Plusieurs raisons à cela : votre zombie était peut-être anciennement un vieux qui était déjà bien entamé avant de devenir zombie, ou tout simplement son hygiène bucco-dentaires a eu raison de ses dernières molaires ; triste spectacle que celui d’un zombie désarmé qui se retrouve à sucer ses victimes très fort. A noter justement qu’en suçant très fort, votre zombie a tout comme vous plus de chance d’attraper quelque chose plutôt que de refiler son virus ; n’hésitez pas à lui acheter des petits pots de cerveau pré-mâché et à assurer vous-même son alimentation.

Mon zombie est musulman, doit-il manger halal ?

Oui ; la question des religions est régulièrement abordée, mais trop souvent évincée par une communauté scientifique n’ayant que faire de la spiritualité de ces créatures. Comme votre zombie ne boit pas, vous n’aurez déjà pas trop de problèmes à gérer son interdiction d’alcool, mais pour le reste, sa nourriture doit être égorgée le regard tourné vers la Mecque, le tout en prononçant les mots sacrés. Sinon, vous pouvez aussi aller chez Quick.

Mon zombie prétend qu’il doit aller présenter "Temps X" , dois-je lui mettre un coup de pelle ?

Ce n’est pas un zombie, je comprends votre méprise. Mais oui, mettez lui tout de même un coup de pelle.

J’ai donné à manger à mon zombie, mais il ne semble pas en vouloir. Est-il malade ?

Vous avez probablement donné du cerveau de mauvaise qualité, acheté dans un magasin discount, à votre zombie. Cet être est à la fois simple et complexe, et vous ne devez pas lui donner les premiers prix de l’alimentation : la plupart des pâtés de cervelle que vous trouvez en grande surface sont constitués à partir des restes de candidats du Loft (vous ne vous êtes jamais demandé ce qu’ils étaient devenus ?) ; inutile de vous préciser que votre zombie sent bien qu’il n’y a pas là-dedans toutes les vitamines que contient un vrai cerveau, et se refuse donc à le manger.

Au secours ! Une invasion de zombies ! Je ne sais que faire, car je n’ai pas envie de me mettre toute nue pour leur échapper !

Soit, votre pudeur vous honore. Il existe une solution alternative : munissez vous d’une dizaine de chiots, de chatons ou de lapins nains et faites vous une ceinture avec. Avez-vous déjà vu un seul film ou livre sur une quelconque catastrophe, fut elle une invasion de morts-vivants, durant laquelle il arrivait du mal à un chiot kikinou, à un chaton mignon ou à un lapin trognon ? Non. Vous êtes donc en sécurité.
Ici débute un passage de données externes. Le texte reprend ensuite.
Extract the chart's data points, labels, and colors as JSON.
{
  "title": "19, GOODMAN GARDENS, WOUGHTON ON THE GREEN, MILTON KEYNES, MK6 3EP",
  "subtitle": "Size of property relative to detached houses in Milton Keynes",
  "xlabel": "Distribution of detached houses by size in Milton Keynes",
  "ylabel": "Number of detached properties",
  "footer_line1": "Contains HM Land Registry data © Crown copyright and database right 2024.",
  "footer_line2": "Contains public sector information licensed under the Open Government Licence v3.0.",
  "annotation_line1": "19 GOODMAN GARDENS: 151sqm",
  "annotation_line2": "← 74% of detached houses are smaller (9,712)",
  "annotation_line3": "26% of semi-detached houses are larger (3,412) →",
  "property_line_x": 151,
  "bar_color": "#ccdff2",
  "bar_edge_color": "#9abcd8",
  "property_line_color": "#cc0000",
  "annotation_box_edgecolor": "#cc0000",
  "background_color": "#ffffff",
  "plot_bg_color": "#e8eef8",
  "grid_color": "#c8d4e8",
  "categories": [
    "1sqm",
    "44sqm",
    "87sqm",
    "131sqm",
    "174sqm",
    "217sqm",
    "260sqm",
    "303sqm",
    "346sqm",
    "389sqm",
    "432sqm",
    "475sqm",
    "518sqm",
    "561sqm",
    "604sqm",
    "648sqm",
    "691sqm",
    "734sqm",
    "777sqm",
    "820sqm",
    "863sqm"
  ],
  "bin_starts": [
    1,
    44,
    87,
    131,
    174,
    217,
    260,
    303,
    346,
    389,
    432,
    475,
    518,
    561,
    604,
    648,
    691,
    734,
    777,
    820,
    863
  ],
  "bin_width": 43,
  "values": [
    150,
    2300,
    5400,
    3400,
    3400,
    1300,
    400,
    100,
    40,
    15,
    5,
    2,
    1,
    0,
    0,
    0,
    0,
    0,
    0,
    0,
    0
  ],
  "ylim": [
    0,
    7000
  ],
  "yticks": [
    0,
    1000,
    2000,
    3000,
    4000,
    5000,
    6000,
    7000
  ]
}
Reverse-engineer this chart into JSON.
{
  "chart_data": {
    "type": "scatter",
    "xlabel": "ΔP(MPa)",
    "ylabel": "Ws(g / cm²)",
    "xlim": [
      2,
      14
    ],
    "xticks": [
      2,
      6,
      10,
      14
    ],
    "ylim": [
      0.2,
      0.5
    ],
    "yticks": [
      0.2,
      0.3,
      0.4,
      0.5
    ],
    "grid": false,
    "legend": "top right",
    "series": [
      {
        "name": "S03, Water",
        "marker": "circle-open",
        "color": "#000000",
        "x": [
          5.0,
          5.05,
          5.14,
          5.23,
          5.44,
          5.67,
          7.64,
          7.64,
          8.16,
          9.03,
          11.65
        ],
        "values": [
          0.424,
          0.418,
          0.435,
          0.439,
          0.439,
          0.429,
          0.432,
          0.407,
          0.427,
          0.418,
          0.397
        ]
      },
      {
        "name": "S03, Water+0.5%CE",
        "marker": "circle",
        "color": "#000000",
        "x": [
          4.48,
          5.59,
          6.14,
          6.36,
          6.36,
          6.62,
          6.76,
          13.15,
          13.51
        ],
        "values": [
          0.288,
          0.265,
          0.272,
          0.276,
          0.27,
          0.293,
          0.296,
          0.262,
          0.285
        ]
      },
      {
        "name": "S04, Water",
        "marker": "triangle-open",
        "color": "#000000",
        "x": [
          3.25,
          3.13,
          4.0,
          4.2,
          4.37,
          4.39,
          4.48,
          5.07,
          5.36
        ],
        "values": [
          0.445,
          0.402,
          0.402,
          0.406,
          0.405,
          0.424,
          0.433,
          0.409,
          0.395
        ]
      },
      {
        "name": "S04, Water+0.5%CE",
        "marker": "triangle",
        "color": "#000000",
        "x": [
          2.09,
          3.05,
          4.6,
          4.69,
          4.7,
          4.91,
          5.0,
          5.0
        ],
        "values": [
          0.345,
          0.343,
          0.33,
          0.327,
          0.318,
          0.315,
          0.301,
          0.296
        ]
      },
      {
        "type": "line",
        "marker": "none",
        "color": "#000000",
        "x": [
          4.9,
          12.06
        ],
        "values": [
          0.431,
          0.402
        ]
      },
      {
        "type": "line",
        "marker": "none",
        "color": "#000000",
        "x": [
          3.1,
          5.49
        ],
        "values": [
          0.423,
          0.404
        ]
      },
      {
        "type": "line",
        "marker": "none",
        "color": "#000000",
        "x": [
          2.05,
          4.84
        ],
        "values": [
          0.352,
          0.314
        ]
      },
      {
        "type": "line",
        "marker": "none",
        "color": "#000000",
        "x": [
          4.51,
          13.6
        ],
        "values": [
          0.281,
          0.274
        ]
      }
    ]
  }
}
Dirigez vous vers le bateau le plus proche, et une fois en sécurité à bord, n’hésitez pas à jeter votre ceinture et ses otages à l’eau : il ne faudrait pas que ça fasse ses bouches supplémentaires à nourrir à bord.

Moi top modèle rousse (rousse comme Moscou, pas rousse comme cheveux de feu), je très peur de zombies ; voisin de moi, nerd, dire que lui pouvoir protéger moi ; puis-je confiance faire ?

Non. Il n’a jamais eu de vie, comment pourrait il protéger la vôtre ? Cependant, ma chambre est une cachette sûre. Dépêchez-vous, vite, je crois qu’ils arrivent.